In this section, we broaden the lens.

We construct a larger graph projection that includes all client-to-client money transfers, not just those involving known fraudsters or suspects. This allows us to analyse the transaction network without labels, uncovering naturally occurring communities based purely on how money flows.

The goal here is not immediate classification, but context:
- What does “normal” transactional clustering look like?
- Which communities are unusually dense or tightly coupled?
- Where do known fraud-linked communities sit relative to the wider network?

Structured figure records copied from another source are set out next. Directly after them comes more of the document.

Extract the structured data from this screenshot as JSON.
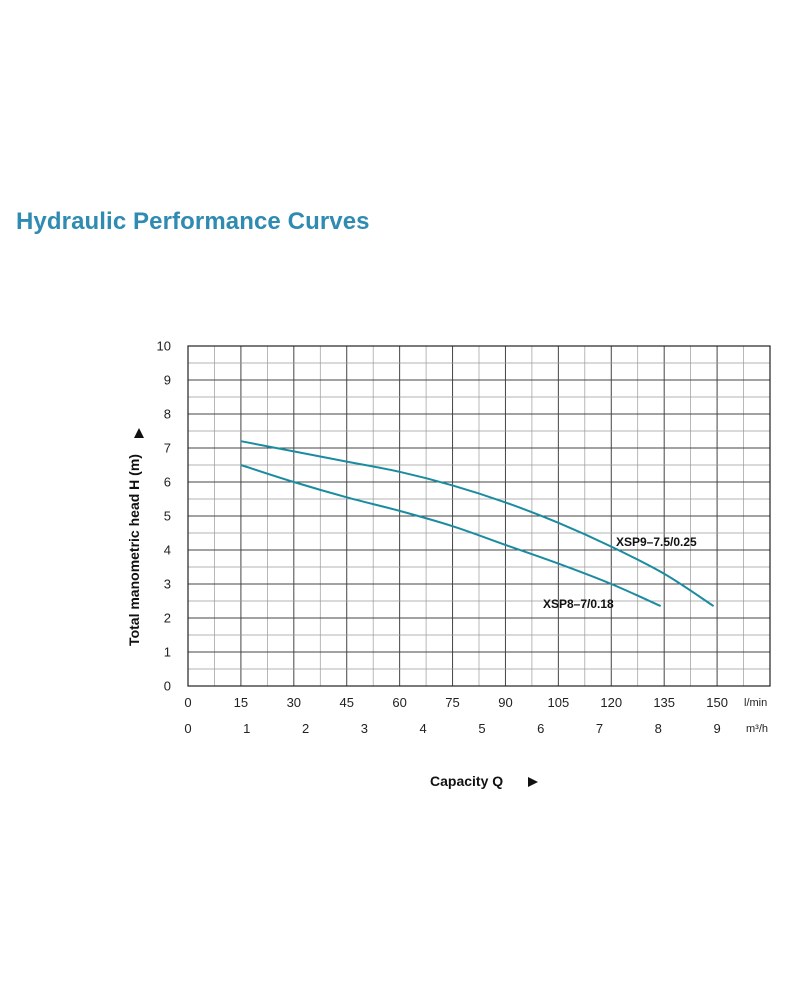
{
  "page": {
    "title": "Hydraulic Performance Curves"
  },
  "chart_data": {
    "type": "line",
    "xlabel": "Capacity Q",
    "ylabel": "Total manometric head H (m)",
    "x_unit_primary": "l/min",
    "x_unit_secondary": "m³/h",
    "x_ticks_primary": [
      "0",
      "15",
      "30",
      "45",
      "60",
      "75",
      "90",
      "105",
      "120",
      "135",
      "150"
    ],
    "x_ticks_secondary": [
      "0",
      "1",
      "2",
      "3",
      "4",
      "5",
      "6",
      "7",
      "8",
      "9"
    ],
    "y_ticks": [
      "0",
      "1",
      "2",
      "3",
      "4",
      "5",
      "6",
      "7",
      "8",
      "9",
      "10"
    ],
    "xlim": [
      0,
      165
    ],
    "ylim": [
      0,
      10
    ],
    "grid": true,
    "line_color": "#1b8ca0",
    "series": [
      {
        "name": "XSP9–7.5/0.25",
        "x": [
          15,
          30,
          45,
          60,
          75,
          90,
          105,
          120,
          135,
          149
        ],
        "y": [
          7.2,
          6.9,
          6.6,
          6.3,
          5.9,
          5.4,
          4.8,
          4.1,
          3.3,
          2.35
        ]
      },
      {
        "name": "XSP8–7/0.18",
        "x": [
          15,
          30,
          45,
          60,
          75,
          90,
          105,
          120,
          134
        ],
        "y": [
          6.5,
          6.0,
          5.55,
          5.15,
          4.7,
          4.15,
          3.6,
          3.0,
          2.35
        ]
      }
    ]
  }
}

#### 3.2.1 Building a Global Transaction Network Projection

We create a new graph projection that represents the entire transaction network, where:
- Nodes represent clients
- Edges represent money transfers between clients
- Transaction amounts are retained as relationship weights

Unlike previous projections, this graph is:
- Unanchored (not filtered by fraud labels)
- Undirected, allowing us to focus on connectivity rather than flow direction
- Weighted, enabling algorithms to consider transaction magnitude, not just frequency

This projection forms the foundation for discovering emergent transactional communities across the whole dataset.